When you arrive at the ferry terminal, a guy will take your luggage and put it on the boat for you, make sure to tip him!
The boat leaves every 30 minutes, last boat at 6.30 pm, you can't reserve a space. Pay onboard, around $12 per person. On arrival at Blowing Point, another guy will take your luggage and deliver it to you after the immigration (passport) and customs check.
Tax - St. Martin now requires you to pay a tax upon departure. Make sure you have enough cash with you. Persons returning to the United States pay $30.

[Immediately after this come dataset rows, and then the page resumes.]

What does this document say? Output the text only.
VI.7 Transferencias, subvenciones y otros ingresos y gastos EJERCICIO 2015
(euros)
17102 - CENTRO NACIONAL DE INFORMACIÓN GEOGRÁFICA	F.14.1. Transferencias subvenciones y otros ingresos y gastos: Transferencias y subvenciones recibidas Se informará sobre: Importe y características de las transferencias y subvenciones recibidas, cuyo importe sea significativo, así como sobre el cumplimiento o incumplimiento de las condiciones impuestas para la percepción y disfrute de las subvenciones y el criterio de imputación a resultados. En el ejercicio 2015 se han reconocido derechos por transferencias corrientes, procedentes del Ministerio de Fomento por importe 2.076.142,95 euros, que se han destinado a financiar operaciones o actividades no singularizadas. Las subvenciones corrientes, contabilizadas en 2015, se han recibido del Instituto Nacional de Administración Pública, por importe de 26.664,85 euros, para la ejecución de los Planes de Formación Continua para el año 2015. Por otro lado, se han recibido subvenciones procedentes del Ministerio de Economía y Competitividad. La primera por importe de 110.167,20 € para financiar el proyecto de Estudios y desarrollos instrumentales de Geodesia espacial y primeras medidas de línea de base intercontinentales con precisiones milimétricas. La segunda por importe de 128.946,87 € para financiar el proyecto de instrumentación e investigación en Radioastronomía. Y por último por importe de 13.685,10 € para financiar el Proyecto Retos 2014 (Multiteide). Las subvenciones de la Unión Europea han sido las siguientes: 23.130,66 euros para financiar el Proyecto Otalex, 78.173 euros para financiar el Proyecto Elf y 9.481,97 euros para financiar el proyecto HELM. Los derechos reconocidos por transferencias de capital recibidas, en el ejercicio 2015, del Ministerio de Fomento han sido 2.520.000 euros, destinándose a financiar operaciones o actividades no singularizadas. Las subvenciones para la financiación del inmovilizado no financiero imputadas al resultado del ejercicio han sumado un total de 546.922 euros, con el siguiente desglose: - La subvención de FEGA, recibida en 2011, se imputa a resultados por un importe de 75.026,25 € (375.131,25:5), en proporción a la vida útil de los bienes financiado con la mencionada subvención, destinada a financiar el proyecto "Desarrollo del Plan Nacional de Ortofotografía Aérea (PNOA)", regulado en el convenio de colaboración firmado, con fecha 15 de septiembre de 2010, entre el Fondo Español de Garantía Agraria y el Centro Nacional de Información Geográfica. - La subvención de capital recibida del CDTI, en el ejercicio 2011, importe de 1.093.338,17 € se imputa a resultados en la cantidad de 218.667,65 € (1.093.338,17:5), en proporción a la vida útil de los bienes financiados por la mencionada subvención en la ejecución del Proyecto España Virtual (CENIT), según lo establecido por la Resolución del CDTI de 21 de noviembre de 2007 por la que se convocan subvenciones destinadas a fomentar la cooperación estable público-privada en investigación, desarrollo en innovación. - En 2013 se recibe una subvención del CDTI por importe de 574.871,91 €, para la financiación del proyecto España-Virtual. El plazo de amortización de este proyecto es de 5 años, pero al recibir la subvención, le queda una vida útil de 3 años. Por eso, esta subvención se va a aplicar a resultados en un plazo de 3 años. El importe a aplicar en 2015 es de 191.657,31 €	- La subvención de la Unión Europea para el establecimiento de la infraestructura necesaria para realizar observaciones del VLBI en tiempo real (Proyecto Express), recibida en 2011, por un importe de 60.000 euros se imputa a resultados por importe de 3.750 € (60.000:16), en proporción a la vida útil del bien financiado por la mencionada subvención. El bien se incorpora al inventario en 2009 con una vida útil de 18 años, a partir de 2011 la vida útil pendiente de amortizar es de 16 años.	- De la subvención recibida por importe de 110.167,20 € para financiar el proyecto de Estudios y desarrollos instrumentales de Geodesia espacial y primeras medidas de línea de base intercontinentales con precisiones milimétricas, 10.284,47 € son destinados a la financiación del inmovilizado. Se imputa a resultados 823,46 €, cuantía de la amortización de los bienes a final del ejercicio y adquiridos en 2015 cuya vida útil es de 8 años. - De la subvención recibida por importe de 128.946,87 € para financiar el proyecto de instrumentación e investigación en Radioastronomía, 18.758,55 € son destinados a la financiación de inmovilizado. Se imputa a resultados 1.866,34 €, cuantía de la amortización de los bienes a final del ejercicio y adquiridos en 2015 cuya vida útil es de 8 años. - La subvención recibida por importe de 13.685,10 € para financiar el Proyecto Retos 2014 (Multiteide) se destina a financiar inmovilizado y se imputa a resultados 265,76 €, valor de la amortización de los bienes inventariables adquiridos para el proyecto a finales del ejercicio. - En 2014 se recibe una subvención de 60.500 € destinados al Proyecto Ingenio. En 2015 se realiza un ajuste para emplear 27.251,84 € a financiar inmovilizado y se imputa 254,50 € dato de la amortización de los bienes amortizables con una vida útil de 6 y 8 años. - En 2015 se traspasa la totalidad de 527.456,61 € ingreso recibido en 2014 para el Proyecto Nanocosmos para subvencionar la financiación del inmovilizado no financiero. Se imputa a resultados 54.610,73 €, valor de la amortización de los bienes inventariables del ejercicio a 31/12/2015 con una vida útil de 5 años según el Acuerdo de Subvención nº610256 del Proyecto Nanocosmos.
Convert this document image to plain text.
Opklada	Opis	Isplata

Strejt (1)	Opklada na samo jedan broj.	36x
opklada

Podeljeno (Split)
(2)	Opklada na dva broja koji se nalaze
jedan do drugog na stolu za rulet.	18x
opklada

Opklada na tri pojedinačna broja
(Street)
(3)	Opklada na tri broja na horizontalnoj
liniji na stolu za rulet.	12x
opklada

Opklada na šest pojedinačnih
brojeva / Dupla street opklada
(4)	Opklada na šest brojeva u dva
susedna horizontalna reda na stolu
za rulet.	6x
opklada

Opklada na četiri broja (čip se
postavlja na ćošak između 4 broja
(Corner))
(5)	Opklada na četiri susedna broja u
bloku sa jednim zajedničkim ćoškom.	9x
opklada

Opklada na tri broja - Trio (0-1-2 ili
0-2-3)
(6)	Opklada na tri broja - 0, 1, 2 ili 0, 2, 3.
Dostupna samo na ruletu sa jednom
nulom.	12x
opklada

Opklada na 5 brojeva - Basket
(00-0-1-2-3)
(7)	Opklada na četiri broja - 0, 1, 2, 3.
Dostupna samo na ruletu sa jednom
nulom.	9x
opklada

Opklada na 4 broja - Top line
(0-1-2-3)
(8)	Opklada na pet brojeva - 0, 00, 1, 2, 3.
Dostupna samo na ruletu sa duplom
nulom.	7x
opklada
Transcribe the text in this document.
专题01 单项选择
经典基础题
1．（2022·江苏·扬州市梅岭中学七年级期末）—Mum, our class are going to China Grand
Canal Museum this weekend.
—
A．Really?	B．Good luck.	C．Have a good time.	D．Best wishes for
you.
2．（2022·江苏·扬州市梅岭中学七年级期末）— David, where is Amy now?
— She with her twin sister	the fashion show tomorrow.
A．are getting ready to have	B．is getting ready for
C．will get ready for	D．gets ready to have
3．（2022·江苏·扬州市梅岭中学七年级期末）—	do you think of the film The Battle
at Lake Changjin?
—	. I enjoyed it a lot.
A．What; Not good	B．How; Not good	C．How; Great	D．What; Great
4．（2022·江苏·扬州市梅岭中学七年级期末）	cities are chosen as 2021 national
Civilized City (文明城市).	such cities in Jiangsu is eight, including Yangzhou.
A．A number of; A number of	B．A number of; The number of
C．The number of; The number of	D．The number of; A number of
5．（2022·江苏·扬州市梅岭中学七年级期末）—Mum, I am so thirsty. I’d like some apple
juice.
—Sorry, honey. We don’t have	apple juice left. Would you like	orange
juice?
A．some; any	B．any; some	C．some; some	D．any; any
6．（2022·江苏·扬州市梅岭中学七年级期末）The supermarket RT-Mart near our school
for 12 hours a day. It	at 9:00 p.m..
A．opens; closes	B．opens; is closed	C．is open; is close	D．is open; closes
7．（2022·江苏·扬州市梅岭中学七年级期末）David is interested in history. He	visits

Most people will arrive on St Maarten at SXM/Princess Juliana Airport. It is among the most modern and newest airports in the Caribbean and likely the second busiest to Puerto Rico's San Juan International. Direct flights are available to/from various locations in the United States on Delta, Continental, JetBlue, Spirit, American Airlines, United and US Air; to Canada on Air Canada, WestJet, CanJet and Air Transat; to Europe on KLM (Netherlands), France on Air France, Air Caraibes and Corsair; and to/from various other islands in the Caribbean on American Eagle, Liat, Winair and several others. Air Berlin has dabbled with service from Dusseldorf during the 2010 season... it is uncertain whether the service will continue. There is also puddle-hopper service to the neighboring small islands of St Barts (MANY flights per day), Saba, Anguilla, St Eustatius. The French side of the island has its own airport on the North end, at Grand Case, but it only accommodates smaller propeller driven planes and is rarely used for international travel. During "season" flights are generally available on all the above carriers daily or nearly daily. During the off-season (March or April to November), flights may be discontinued entirely or - more commonly - weekend only service of Friday-Sunday or the like. When booking flights, the departure tax is included with most of the larger carriers (e.g., Delta or KLM) but likely not included (and must be paid prior to departure, at the airport and in cash) with smaller inter-island carriers.
Upon departure, note that there is no sit-down restaurant at the airport available after passport control and security have been cleared - there are only 2-3 take out stores and their offerings are very basic. There is a sit-down restaurant, but you access that from within the airport before clearing security.
Ferry service is available to most of the neighboring islands, though schedules vary widely from every hour or two during the day to Anguilla to one to two times per day or less to Saba. Some ferries originate from Marigot (see above), but most start in Philipsburg or in Simpson Bay on the Dutch side. Though it is slightly smaller than the French side, tourists tend to frequent the Dutch side much more, as the bulk of the tourist infrastructure is located here - the main airport, cruise ship terminal, casinos, larger hotels, more Caribbean side (placid) beaches, more condominium options, etc. Aside from the Orient Beach area and mostly day or meal trips to Marigot and Grand Case, the majority of tourists will make their temporary island home on the Dutch side.